喫茶ナゾベーム

金のかからぬ道楽の日々

20杯め ご縁のも能力高かったら

 5月5日。こどもの日。

 

 「こどもの人格を重んじ、こどもの幸福をはかるとともに、母に感謝する」日だそうだ。

 感謝されるのは母だけかあ。

 母の日もある5月は mounth of mothers だな。

 

 スーパーで合い挽き肉を買った帰り道、うしろから自転車に乗ったお母さんの声が近づいてきた。

「5円のものを6個買ったら?」

 自転車で併走する女の子が元気に答える。

「100えーん!」

 もう、と言ってお母さんが質問を繰り返す。

「500えーん!」

 

 振り返るまでもなく、2台の自転車とおれとの距離、おれを追い抜くまでにかかる時間、女の子が小学校の低学年であること、彼女がふざけていること、わかっていながらお母さんが質問を繰り返していることがわかる。

 聴覚ってのはたいしたもんだな、と思ったときに固くも柔らかくもない小さなものが地面に落ちる音がして、ふたりがおれの横を抜き去っていった。

 

 ライター? と訝しみながら拾い上げると、開封前のガムだった。

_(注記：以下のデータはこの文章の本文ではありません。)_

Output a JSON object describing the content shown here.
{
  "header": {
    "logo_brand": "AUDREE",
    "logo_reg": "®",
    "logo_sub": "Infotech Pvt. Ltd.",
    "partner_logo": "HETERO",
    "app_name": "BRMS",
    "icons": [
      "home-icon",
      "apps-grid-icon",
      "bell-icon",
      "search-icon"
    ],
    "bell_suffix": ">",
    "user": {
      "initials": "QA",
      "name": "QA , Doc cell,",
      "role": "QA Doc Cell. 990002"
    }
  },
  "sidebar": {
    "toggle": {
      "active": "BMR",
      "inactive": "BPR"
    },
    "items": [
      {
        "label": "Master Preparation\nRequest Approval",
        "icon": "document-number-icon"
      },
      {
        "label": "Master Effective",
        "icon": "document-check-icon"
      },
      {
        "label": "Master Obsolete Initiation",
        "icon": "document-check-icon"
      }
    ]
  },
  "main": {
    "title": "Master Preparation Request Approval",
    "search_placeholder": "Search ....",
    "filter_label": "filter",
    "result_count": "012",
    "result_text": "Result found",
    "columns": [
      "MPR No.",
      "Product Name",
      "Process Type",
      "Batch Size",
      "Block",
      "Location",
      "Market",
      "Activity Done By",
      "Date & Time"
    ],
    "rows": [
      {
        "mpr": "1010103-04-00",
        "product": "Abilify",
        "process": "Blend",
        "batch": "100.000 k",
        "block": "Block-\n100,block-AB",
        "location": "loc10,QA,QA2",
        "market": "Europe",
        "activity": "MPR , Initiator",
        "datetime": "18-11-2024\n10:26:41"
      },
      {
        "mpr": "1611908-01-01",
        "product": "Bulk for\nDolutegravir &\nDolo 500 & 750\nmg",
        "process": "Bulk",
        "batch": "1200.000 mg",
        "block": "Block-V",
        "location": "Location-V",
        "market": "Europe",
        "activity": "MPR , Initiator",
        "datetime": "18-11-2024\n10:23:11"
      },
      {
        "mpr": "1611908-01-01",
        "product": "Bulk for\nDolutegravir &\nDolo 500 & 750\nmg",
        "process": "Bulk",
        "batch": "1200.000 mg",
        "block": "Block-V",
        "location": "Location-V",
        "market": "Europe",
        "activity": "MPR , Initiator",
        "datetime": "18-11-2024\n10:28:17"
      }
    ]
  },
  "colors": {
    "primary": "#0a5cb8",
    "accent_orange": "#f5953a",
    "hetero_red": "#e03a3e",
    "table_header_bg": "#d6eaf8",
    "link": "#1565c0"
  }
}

こどもの日のささやかなプレゼントとして買ってもらったのだろう。

 すでに2台の自転車はおれとガムを10メートルも置き去りにしていた。掛け算に夢中で、呼びかけても聞こえないだろう。

 50メートルほど先にある踏切が運良く閉まっている。追いつけそうな気がした。

 おれくらいになると、小走りもダッシュも速さは変わらない。へたに本気を出したら脚がもつれてすっ転ぶのがわかっているから、小走りで追いかけた。

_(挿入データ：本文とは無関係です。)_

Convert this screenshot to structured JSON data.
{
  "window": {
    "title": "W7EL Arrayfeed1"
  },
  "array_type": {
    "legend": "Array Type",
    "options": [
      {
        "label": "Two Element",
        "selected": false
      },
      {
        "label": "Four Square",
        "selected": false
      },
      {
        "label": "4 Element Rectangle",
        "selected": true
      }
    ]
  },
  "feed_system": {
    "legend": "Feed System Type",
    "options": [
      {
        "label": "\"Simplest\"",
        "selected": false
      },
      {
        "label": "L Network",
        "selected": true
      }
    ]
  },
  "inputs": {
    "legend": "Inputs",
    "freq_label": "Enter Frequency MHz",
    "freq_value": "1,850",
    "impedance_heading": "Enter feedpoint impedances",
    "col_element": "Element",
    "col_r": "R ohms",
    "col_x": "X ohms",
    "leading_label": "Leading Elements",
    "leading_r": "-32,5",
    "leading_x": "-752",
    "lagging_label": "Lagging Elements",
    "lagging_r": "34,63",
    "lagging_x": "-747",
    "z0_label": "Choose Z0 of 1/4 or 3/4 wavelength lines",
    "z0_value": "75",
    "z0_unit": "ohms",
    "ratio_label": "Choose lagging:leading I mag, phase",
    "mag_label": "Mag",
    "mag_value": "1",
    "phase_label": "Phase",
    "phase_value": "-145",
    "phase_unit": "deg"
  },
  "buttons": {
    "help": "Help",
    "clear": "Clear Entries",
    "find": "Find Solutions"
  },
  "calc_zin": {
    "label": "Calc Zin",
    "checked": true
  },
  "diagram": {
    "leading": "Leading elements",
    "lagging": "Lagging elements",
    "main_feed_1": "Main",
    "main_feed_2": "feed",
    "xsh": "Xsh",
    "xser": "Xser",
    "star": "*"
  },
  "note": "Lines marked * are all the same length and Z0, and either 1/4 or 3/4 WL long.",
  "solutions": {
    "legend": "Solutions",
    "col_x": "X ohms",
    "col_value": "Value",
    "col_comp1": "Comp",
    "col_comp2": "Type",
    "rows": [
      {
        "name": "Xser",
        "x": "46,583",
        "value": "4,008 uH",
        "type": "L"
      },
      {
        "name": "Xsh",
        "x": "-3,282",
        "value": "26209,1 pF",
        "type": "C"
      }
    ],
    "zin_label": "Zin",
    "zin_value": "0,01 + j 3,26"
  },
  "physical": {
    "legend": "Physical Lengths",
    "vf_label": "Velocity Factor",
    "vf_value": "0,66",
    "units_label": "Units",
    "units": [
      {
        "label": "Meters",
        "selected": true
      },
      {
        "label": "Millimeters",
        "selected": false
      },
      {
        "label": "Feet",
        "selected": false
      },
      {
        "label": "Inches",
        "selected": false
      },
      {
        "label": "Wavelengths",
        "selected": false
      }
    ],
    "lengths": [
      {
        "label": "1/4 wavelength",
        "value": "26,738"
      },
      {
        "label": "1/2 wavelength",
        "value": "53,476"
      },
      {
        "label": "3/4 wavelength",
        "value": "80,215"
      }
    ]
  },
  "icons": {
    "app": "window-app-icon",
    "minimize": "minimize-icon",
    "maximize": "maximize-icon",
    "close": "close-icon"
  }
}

 ふだんならそんなことはしない。でも今日はこどもの日。

 

 ふたりはあと3回も漕げば踏切というところまで進んでいたが、遮断機が開かずモードに入っているようで、無事にガムを返せそうだ。

 と安心したら、ふたりはひらりと脇道に曲がっていった。

 

 それから3日のあいだ、買い物に出るたびに携えていたガムが持ち主の元に帰ることはなかった。

 

 こどもの日に買ってもらったガム。なくしちゃったことを忘れないでいてくれるといいな、あの子。

 

 今回のタイトルは、スマホに音声メモで「5円のものを6個買ったら」と囁いたときの結果。

 ガムにはご縁がなかったんだな。